A major step, before feeding the CNN, is to translate these DNA sequences into images. It's unclear why and how Google constructs the RGB images from the DNA data. Obviously, DNA is a string over an alphabet with the characters: {A, T, C, G}.
It is even hard to understand how the mapping works based on the source code of their unit tests.

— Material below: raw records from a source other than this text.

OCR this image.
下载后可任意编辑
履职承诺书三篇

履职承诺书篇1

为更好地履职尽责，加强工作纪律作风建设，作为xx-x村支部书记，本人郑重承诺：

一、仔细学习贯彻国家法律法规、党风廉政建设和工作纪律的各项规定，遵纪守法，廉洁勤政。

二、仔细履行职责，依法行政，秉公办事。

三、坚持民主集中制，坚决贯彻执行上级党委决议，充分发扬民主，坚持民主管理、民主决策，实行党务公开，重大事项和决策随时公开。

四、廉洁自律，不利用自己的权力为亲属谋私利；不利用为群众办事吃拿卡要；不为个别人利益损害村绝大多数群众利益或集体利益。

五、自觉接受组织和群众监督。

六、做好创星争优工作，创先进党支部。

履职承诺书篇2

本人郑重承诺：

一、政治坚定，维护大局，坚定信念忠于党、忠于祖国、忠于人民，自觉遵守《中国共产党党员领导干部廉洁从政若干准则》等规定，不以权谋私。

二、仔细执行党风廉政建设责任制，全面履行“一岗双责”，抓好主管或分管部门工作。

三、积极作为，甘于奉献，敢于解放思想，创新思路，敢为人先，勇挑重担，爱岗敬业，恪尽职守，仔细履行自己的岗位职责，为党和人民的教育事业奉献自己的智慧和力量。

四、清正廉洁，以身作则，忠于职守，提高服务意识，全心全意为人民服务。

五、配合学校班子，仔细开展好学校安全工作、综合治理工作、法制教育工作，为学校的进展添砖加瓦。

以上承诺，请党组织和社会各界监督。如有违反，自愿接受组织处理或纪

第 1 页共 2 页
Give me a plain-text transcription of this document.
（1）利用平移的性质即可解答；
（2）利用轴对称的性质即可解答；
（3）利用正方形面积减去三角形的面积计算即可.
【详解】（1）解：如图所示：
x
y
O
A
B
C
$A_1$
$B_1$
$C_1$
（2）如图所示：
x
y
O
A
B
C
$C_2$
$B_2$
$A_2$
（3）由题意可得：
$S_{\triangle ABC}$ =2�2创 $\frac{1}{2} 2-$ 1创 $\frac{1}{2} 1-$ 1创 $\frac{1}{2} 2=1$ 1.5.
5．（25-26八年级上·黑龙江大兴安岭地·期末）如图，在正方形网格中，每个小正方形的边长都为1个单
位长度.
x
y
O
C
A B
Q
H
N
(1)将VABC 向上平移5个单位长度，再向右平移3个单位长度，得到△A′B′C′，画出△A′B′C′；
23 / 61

In their figure from the paper: A is Red, C is Green, G is blue, and T is Yellow (G+R), but this is still unclear how they construct the 3xNxN
image.
EDIT from google's blog:
In this article we will show the six channels in a row, but in DeepVariant they are encoded as six layers in the third dimension, giving each tensor a shape of (100, 221, 6) corresponding to (height, width, channels). The variant in question is always in the center of each pileup image, here marked with a small line at the top.
Channels are shown in greyscale below in the following order:
Read base: different intensities represent A, C, G, and T.
Base quality: set by the sequencing machine. White is higher quality.
Mapping quality: set by the aligner. White is higher quality.
Strand of alignment: Black is forward; white is reverse.
Read supports variant: White means the read supports the given alternate allele, grey means it does not.
Base differs from ref: White means the base is different from the reference, dark grey means the base matches the reference.